Title: Bayesian Model Criticism: From Holdout Checks to Model Comparison
Abstract: In this talk, I will cover two recent works on Bayesian model criticism. The first is Holdout Predictive Checks (HPCs). HPCs are built on posterior predictive checks (PPCs), which check a model by assessing the posterior predictive distribution on the observed data. PPCs, however, use the data twice: to calculate the posterior predictive and to evaluate it. This situation can lead to uncalibrated p-values. HPCs, in contrast, compare the posterior predictive distribution to a draw from the population distribution, a held-out dataset. This method blends Bayesian modeling with frequentist assessment.
Unlike the PPC, we prove that the HPC is properly calibrated. Empirically, we study HPCs on classical regression, a hierarchical model of text data and factor analysis. In the second work, we introduce the posterior predictive null check (PPN), a method for Bayesian model criticism that helps characterize the relationships between models. The idea behind the PPN is to check whether data from one model's predictive distribution can pass a predictive check designed for another model. This form of criticism complements the classical predictive check by providing a comparative tool.
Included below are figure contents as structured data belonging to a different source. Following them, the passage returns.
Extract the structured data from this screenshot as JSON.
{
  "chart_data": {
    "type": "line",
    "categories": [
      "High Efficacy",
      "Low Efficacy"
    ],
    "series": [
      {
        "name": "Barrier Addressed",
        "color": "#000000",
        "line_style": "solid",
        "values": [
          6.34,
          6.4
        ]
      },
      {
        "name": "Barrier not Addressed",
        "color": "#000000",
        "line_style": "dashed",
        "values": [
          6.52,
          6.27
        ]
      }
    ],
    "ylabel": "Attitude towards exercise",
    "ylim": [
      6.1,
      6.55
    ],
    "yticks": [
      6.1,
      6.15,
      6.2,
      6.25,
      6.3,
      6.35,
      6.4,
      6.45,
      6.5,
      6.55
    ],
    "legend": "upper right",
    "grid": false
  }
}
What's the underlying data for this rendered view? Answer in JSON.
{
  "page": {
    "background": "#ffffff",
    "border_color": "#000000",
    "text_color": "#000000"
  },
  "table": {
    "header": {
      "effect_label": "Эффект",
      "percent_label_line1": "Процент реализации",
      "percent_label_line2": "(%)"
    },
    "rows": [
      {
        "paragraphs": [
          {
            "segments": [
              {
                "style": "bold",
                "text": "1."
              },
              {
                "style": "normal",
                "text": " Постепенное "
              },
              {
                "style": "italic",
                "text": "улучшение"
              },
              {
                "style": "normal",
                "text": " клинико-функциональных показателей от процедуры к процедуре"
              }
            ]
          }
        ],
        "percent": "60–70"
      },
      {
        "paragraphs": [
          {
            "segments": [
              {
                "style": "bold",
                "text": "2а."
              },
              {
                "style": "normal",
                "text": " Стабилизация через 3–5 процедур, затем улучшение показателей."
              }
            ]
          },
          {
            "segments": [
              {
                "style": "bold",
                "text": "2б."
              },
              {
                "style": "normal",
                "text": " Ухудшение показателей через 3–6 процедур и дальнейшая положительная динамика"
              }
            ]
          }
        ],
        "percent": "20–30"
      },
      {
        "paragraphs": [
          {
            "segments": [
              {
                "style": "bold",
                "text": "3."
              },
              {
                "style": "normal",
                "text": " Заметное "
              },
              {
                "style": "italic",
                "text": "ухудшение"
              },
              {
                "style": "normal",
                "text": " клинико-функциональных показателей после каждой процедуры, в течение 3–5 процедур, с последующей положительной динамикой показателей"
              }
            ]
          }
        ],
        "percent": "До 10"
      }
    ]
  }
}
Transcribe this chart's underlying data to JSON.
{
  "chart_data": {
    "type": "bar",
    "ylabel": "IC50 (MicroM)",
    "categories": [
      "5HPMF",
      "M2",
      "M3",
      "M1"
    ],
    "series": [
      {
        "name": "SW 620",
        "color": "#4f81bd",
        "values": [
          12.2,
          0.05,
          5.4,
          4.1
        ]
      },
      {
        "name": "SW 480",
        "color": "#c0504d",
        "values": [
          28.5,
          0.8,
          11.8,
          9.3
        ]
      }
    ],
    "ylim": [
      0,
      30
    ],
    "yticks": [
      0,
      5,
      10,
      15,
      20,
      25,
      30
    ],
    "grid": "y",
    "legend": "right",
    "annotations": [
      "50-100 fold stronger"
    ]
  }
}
A collection of PPNs, which we call a PPN study, can help us understand which models are equivalent and which models provide different perspectives on the data. With mixture models, we demonstrate how a PPN study, along with traditional predictive checks, can help select the number of components by the principle of parsimony. With probabilistic factor models, we demonstrate how a PPN study can help understand relationships between different classes of models, such as linear models and models based on neural networks. Finally, we also discuss ongoing work on aggregated posterior checks.